Not long after this plateau, a culmination of many years of excellent work, Ben was laid off from Argonne National Laboratory due to reduced funding for nuclear theory. He had been there twenty years. He found employment nearby, in a branch laboratory of Bell Telephone Laboratories, but he missed the satisfaction he found in basic research. After five years he retired. He did have the satisfaction of having played a central role in a significant arena of many-body and nuclear physics. Along the way he had extended institutional visits at MIT, at the Niels Bohr Institute in Copenhagen, Denmark, and at Los Alamos National Laboratory.
As an epilog, it should be added that nuclear-matter techniques have indeed been adapted and applied successfully in studies of real nuclei. This was a separate effort, begun by Brueckner but led mainly by Gerry Brown at the Niels Bohr Institute in Copenhagen and later at Princeton and at SUNY in Stony Brook.
Ben was known and respected for tackling really hard problems, seeing them through in a conscientious manner, and explaining it all very clearly. It would not be surprising if such a high standard was accompanied by a high-strung temperament, but Ben was always calm and uncommonly modest, a true gentleman. At Argonne he is fondly remembered for his assistance and advice, both socially and professionally, to younger staff members and postdocs in the Physics Division.

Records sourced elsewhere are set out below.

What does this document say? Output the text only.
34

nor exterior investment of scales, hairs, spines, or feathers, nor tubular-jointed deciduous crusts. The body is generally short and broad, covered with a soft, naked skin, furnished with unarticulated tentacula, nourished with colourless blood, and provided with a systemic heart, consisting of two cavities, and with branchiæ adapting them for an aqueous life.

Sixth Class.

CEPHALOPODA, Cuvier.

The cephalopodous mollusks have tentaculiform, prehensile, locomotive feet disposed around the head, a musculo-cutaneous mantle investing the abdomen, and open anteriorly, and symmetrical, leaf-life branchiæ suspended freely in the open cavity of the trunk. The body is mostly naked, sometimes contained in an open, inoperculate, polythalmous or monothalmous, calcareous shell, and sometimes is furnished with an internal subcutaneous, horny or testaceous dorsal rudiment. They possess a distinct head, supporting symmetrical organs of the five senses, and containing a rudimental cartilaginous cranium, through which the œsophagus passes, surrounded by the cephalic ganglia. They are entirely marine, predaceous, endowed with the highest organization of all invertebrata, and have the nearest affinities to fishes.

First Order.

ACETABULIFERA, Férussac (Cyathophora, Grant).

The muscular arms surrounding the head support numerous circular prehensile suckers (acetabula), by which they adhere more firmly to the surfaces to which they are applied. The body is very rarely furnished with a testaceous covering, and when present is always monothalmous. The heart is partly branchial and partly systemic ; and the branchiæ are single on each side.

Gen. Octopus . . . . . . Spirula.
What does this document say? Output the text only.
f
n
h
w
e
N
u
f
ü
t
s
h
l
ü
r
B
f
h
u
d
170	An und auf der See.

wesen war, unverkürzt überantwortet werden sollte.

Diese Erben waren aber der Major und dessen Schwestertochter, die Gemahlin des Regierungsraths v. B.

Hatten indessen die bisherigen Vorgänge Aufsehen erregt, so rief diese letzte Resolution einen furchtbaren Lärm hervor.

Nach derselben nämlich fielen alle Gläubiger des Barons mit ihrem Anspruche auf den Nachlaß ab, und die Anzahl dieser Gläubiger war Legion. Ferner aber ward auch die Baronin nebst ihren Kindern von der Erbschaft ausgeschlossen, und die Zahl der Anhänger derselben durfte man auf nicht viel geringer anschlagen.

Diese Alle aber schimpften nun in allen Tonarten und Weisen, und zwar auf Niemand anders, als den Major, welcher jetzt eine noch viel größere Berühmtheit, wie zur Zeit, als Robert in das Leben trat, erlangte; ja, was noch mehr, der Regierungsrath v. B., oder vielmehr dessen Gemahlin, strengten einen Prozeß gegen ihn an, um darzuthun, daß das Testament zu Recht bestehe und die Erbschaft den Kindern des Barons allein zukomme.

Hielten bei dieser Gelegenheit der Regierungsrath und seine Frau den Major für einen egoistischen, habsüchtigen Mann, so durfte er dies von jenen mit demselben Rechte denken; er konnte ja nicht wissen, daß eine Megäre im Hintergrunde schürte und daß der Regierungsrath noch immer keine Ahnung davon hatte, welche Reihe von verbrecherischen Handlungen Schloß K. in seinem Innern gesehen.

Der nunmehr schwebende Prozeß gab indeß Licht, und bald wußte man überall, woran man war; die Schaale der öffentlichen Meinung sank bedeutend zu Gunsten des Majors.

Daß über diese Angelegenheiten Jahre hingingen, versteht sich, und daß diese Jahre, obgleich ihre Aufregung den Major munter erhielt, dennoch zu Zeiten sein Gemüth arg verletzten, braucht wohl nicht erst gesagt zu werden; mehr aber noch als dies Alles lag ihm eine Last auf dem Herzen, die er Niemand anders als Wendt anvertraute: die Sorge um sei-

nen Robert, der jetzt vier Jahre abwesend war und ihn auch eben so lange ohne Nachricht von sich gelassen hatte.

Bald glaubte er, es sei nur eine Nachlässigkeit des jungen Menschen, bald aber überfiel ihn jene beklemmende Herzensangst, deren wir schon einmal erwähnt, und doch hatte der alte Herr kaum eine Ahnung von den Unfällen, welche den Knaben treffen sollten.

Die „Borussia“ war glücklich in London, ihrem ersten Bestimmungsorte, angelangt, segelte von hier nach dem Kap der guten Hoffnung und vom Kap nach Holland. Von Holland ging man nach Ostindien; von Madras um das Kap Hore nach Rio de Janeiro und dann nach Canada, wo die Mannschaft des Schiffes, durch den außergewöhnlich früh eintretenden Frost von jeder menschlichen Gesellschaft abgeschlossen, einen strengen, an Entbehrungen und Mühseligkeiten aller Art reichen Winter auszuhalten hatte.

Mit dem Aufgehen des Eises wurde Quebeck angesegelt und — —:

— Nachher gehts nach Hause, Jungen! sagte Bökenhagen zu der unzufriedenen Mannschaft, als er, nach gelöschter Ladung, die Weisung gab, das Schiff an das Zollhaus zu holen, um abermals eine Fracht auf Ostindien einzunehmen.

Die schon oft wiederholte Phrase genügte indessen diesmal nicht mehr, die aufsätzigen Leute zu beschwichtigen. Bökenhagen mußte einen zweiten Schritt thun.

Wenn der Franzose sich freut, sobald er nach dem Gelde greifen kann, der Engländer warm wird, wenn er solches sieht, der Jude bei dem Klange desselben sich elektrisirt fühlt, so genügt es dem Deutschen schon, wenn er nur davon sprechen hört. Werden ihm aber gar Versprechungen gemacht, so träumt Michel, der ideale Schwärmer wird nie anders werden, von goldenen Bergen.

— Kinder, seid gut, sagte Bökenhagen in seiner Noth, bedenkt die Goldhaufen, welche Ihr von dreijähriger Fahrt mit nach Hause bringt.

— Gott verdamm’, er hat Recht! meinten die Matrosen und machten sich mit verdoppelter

Benjamin Downing Day was born July 19, 1936, in Nassawadox, Virginia. He grew up in Newark, Delaware, where his father was a professor of Elizabethan English at the University of Delaware. His mother was an artist. In high school he excelled in golf and became the runner-up Junior State Golf Champion. His bachelor’s degree in 1958 was from Wesleyan University, Middletown, Connecticut, where he played golf and basketball. His Ph.D. from Cornell was gained in 1963. After two years of postdoctoral research at UCLA he obtained his position at Argonne National Laboratory. In retirement he settled in Indianapolis, Indiana, where his wife Holly was appointed Curator of Modern Art at the Indianapolis Museum of Art. He played golf quite frequently at a course near their home, in spite of having a weak heart in his later years. Another passion was sailing. They had a house and sailboat at South Dartmouth, Massachusetts, where in summers they sailed and raced on Buzzard’s Bay, enjoying this until his last days.